Prof. Thomas H. Bak works on Human Cognitive Neuroscience at the School of Philosophy, Psychology and Language Sciences of the University of Edinburgh. He is Bilingualism Matters Programme Director: Bilingualism in later life, ageing & dementia, and Visiting Professor at Ashoka University, Sonipat, Haryana, India. His main interest is the relationship between language, brain and mind, with a recent focus on the impact of language learning and multilingualism on cognitive functions across the lifespan and in brain diseases such as dementia and stroke. 2010-2018 he was president of the World Federation of Neurology Research Group on Aphasia, Dementia and Cognitive Disorders (WFN RG ADCD) and he conducts his research in a wide range of populations across the world.

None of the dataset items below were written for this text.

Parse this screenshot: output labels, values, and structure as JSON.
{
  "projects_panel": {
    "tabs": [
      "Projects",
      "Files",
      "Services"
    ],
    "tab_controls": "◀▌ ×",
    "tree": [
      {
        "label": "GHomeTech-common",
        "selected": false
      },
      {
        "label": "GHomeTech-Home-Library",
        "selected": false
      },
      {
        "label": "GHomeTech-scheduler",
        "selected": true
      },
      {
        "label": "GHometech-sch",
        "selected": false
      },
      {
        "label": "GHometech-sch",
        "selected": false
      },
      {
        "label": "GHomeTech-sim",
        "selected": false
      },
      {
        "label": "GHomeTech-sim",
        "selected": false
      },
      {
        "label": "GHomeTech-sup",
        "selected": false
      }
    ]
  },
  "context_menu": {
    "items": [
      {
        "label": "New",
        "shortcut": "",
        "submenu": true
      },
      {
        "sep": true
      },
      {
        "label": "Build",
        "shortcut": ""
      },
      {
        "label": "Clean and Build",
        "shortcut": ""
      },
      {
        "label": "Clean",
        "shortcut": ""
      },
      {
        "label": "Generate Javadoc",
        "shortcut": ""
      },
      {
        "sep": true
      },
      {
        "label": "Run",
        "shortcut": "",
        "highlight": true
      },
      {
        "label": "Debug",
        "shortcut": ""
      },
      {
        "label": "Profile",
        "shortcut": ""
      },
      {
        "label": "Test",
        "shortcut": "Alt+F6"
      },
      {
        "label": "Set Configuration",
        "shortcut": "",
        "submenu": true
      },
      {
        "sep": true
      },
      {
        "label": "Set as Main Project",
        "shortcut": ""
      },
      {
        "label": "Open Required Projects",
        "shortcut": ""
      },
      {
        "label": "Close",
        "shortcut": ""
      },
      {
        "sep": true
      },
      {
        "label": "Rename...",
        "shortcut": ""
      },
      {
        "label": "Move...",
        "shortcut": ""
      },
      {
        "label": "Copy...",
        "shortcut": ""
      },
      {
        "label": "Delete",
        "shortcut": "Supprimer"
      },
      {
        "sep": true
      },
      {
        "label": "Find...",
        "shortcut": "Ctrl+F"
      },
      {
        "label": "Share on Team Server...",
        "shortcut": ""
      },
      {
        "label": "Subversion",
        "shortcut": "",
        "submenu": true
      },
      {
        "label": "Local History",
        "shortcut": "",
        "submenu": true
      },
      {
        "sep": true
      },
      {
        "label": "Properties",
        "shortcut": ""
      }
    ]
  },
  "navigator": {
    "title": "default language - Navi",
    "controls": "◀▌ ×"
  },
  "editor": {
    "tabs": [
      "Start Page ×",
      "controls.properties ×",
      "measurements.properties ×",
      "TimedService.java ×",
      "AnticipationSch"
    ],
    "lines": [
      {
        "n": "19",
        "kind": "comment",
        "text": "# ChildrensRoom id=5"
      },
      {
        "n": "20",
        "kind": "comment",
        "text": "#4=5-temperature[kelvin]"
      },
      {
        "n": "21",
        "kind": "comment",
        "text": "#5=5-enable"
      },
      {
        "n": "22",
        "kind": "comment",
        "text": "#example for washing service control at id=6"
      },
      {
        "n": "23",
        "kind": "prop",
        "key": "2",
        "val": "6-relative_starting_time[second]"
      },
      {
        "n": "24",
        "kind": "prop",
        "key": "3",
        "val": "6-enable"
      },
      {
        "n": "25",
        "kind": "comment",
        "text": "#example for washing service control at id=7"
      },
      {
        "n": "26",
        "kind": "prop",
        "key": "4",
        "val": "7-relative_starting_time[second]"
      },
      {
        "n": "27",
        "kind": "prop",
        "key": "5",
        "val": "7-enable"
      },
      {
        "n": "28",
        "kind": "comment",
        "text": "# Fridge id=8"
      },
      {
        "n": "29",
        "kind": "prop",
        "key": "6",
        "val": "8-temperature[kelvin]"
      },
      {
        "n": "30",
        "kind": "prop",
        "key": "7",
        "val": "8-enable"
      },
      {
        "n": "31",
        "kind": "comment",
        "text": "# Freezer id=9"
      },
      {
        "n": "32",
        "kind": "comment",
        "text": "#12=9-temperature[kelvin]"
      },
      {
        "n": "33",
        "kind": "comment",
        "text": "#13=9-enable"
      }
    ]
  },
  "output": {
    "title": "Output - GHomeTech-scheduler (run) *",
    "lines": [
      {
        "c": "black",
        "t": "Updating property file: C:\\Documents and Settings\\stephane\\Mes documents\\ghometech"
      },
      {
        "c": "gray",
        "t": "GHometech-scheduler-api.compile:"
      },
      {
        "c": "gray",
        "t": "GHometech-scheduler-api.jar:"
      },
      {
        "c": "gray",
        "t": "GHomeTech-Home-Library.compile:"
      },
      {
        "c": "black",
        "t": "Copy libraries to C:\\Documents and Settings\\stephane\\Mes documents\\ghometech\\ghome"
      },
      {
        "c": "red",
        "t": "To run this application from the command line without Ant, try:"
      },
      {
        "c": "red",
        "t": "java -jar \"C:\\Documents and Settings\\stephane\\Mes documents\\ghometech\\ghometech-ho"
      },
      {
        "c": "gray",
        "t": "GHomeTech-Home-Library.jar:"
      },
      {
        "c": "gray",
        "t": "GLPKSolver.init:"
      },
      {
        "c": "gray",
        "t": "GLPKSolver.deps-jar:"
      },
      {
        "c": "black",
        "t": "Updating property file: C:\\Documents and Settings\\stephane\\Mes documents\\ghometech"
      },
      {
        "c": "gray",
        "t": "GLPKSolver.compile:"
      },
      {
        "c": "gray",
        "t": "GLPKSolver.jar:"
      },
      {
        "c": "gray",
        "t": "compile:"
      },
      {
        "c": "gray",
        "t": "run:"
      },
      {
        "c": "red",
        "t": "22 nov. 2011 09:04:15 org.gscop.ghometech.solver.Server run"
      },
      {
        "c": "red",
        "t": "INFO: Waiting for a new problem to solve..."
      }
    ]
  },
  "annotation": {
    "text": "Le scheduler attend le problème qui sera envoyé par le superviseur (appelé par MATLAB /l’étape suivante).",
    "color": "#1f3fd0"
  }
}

Prof. Heather Harris Wright

Keynote: Discourse Changes with Aging: Measurement and Processes

30 April 2021, 14.30-15.30 (CET)

Dr. Heather Harris Wright is Professor in the Department of Communication Sciences & Disorders, Program Coordinator of the Rehabilitation Sciences PhD Program in the College of Allied Health Sciences, Associate Dean for Research for the College of Allied Health Sciences, and interim Associate Dean for the College of Nursing at East Carolina University. Her research focus includes assessment and treatment of persons with aphasia and identifying the influence of cognitive function on language processing in aphasia and across the adult lifespan. Her previously funded research by NIH involved investigating the interaction among cognitive operations and linguistic components of discourse processing in cognitively healthy adults across the lifespan. Dr. Wright is the North American Editor for Aphasiology and co-Editor of Seminars in Speech and Language. She has presented her work at numerous national and international conferences and has been published in several journals including Journal of Speech-Language-Hearing Research, Aphasiology, and Brain and Language.